I chronographed Federal's 168-gr. Matchking load at 2650 fps (exactly what was listed on the box, surprisingly) out of the 26-inch barrel and loaded all of the relevant data into a ballistic app on my iPhone. With a 100-yard zero, the app called for 5.7 MILs of elevation and as much as 0.8 MILs of drift in the constantly shifting winds. I dialed for the elevation, held for the full-value wind, and cleanly missed the 10-inch circular target.

My spotter could not see a vapor trail, so I kept the same hold and put four more rounds downrange, resulting in a perfectly-clean target. So much for the theory that equipment has totally replaced skill and experience. Since I'd only fired the rifle at 100 yards previously, I was afraid that my zero was off by an imperceptible amount, but enough to cause problems at distance.

To eliminate this from the equation, I drove to 450 yards and fired two rounds with the correct dope for that range and got two perfect hits.

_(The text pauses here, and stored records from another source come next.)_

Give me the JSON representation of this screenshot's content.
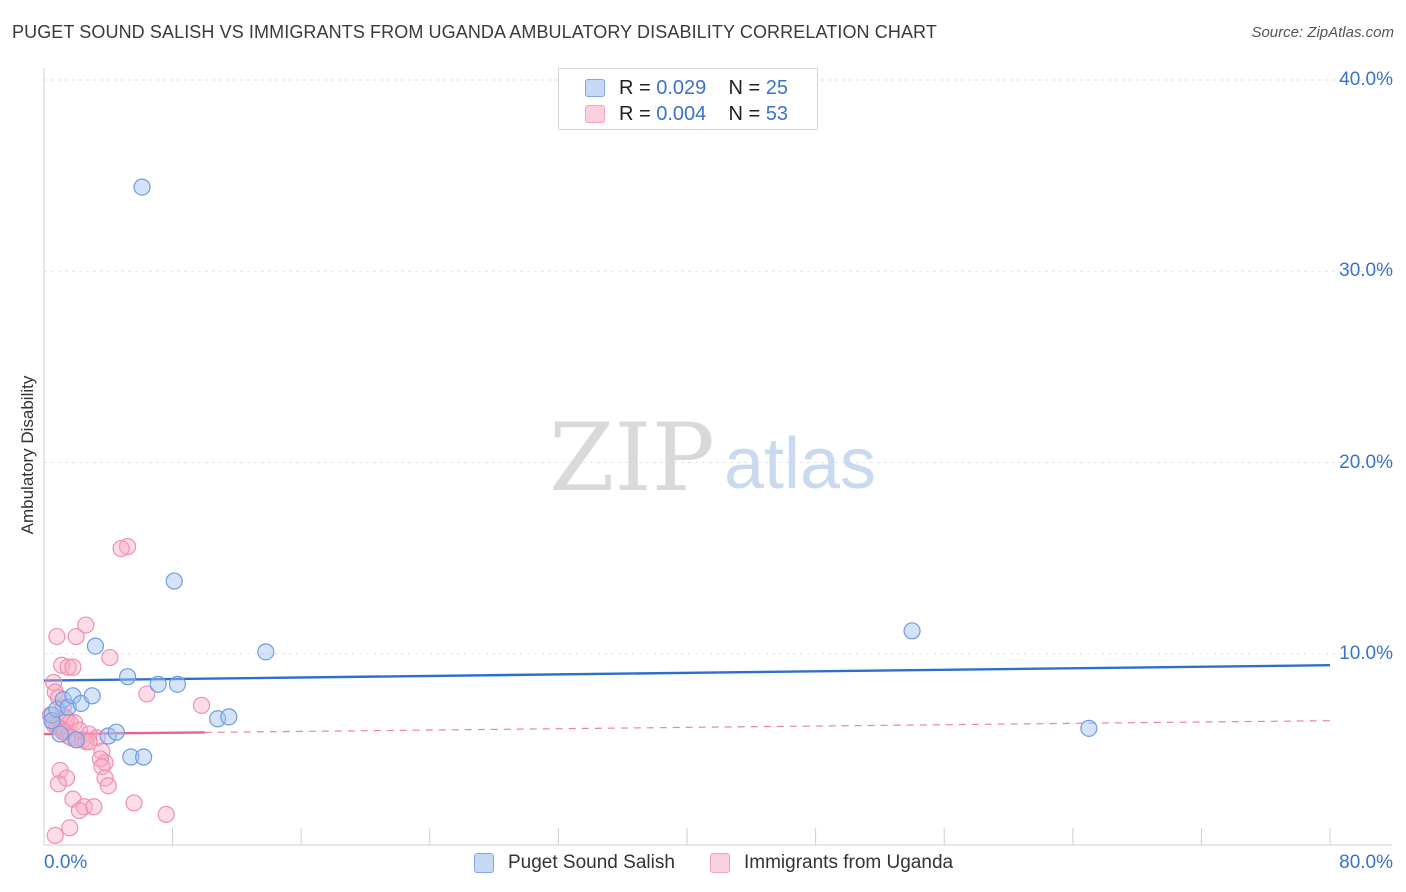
{
  "title": "PUGET SOUND SALISH VS IMMIGRANTS FROM UGANDA AMBULATORY DISABILITY CORRELATION CHART",
  "source": "Source: ZipAtlas.com",
  "watermark": {
    "zip": "ZIP",
    "atlas": "atlas"
  },
  "legend": {
    "series1": {
      "r_label": "R = ",
      "r_value": "0.029",
      "n_label": "N = ",
      "n_value": "25"
    },
    "series2": {
      "r_label": "R = ",
      "r_value": "0.004",
      "n_label": "N = ",
      "n_value": "53"
    }
  },
  "chart_data": {
    "type": "scatter",
    "title": "PUGET SOUND SALISH VS IMMIGRANTS FROM UGANDA AMBULATORY DISABILITY CORRELATION CHART",
    "xlabel": "",
    "ylabel": "Ambulatory Disability",
    "xlim": [
      0,
      80
    ],
    "ylim": [
      0,
      40
    ],
    "x_tick_labels": [
      "0.0%",
      "80.0%"
    ],
    "y_tick_labels": [
      "10.0%",
      "20.0%",
      "30.0%",
      "40.0%"
    ],
    "y_ticks": [
      10,
      20,
      30,
      40
    ],
    "grid": true,
    "legend_placement": "top-center",
    "series": [
      {
        "name": "Puget Sound Salish",
        "color": "#7fa8e8",
        "trend_color": "#2f6fcc",
        "trend": {
          "x": [
            0,
            80
          ],
          "y": [
            8.6,
            9.4
          ]
        },
        "x": [
          6.1,
          0.5,
          0.5,
          0.8,
          1.2,
          1.5,
          1.8,
          2.0,
          2.3,
          3.0,
          3.2,
          4.0,
          4.5,
          5.2,
          5.4,
          6.2,
          7.1,
          8.1,
          8.3,
          10.8,
          11.5,
          13.8,
          54.0,
          65.0,
          1.0
        ],
        "y": [
          34.4,
          6.8,
          6.5,
          7.1,
          7.6,
          7.2,
          7.8,
          5.5,
          7.4,
          7.8,
          10.4,
          5.7,
          5.9,
          8.8,
          4.6,
          4.6,
          8.4,
          13.8,
          8.4,
          6.6,
          6.7,
          10.1,
          11.2,
          6.1,
          5.8
        ]
      },
      {
        "name": "Immigrants from Uganda",
        "color": "#f5a3bd",
        "trend_color": "#e8648c",
        "trend": {
          "x": [
            0,
            80
          ],
          "y": [
            5.8,
            6.5
          ]
        },
        "x": [
          5.2,
          4.8,
          4.1,
          2.6,
          0.8,
          1.1,
          1.5,
          1.8,
          2.0,
          0.6,
          0.7,
          0.9,
          1.2,
          1.3,
          1.4,
          1.6,
          1.9,
          2.2,
          2.8,
          3.3,
          3.6,
          3.8,
          0.4,
          0.5,
          0.6,
          0.8,
          1.0,
          1.1,
          1.2,
          1.3,
          1.5,
          1.7,
          2.1,
          2.4,
          2.6,
          2.8,
          3.5,
          3.6,
          3.8,
          4.0,
          5.6,
          6.4,
          7.6,
          9.8,
          1.0,
          1.4,
          0.9,
          1.8,
          2.5,
          3.1,
          2.2,
          1.6,
          0.7
        ],
        "y": [
          15.6,
          15.5,
          9.8,
          11.5,
          10.9,
          9.4,
          9.3,
          9.3,
          10.9,
          8.5,
          8.0,
          7.7,
          7.2,
          6.7,
          6.6,
          6.4,
          6.4,
          6.0,
          5.8,
          5.6,
          4.9,
          4.3,
          6.8,
          6.5,
          6.3,
          6.2,
          6.1,
          6.0,
          5.9,
          5.9,
          5.7,
          5.6,
          5.5,
          5.5,
          5.4,
          5.4,
          4.5,
          4.1,
          3.5,
          3.1,
          2.2,
          7.9,
          1.6,
          7.3,
          3.9,
          3.5,
          3.2,
          2.4,
          2.0,
          2.0,
          1.8,
          0.9,
          0.5
        ]
      }
    ]
  }
}
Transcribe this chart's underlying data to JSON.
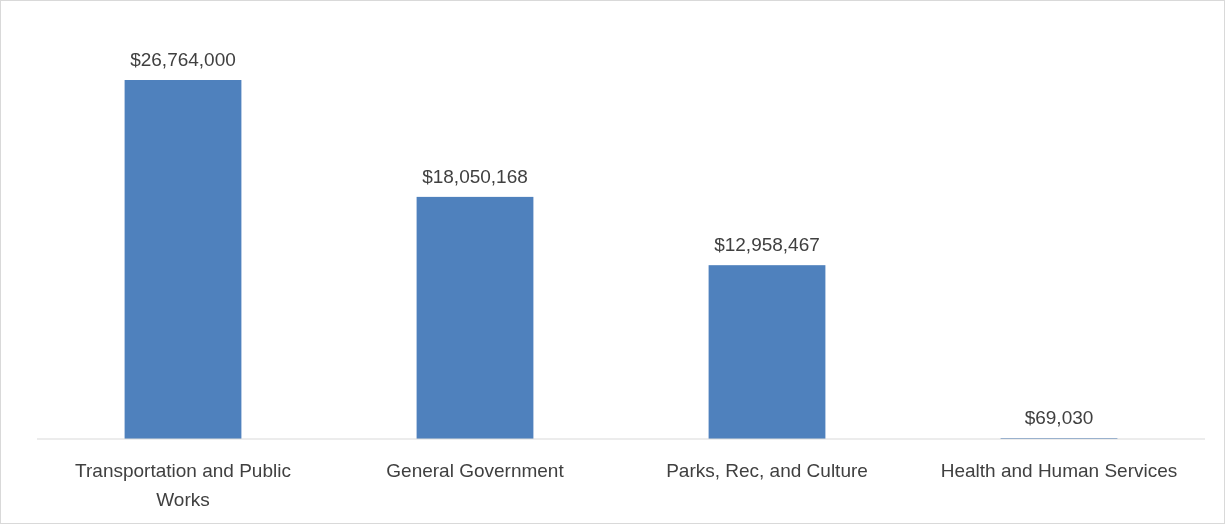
{
  "chart_data": {
    "type": "bar",
    "categories": [
      "Transportation and Public Works",
      "General Government",
      "Parks, Rec, and Culture",
      "Health and Human Services"
    ],
    "values": [
      26764000,
      18050168,
      12958467,
      69030
    ],
    "color": "#4f81bd",
    "value_labels": [
      "$26,764,000",
      "$18,050,168",
      "$12,958,467",
      "$69,030"
    ]
  }
}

A trip to the target revealed a group the size of my fist in the giant oak tree behind the target, 16 inches below my point of aim. I returned to my shooting position, dialed the corrected elevation into the scope and made sure the spotter was watching. I exhaled completely and carefully applied pressure to the two-pound trigger.

Once the correct elevation was achieved, the author was able to put 3 out of 4 shots onto this steel target at 675 yards.

I lost the target in recoil but heard the satisfying "ting!" of a hit just low and right of the target's center. Two out of my next three shots clipped the top of the target, making it three hits out of four rounds fired. That's nothing to call the newspaper about, but it is not terrible for an unfamiliar rifle with cobbled-together components.

I called it a day at this point because the point had been made. We had achieved a sub-MOA group at 675 yards in tricky wind conditions by making some minor (and totally reversible) modifications to an off-the-shelf varmint rifle. Now, I've certainly shot better groups at longer distances but not with a rifle that I was this unfamiliar with. With a little more time behind this precision rifle and some time spent diagnosing our elevation discrepancy, this would be a legitimate 1,000 yard setup.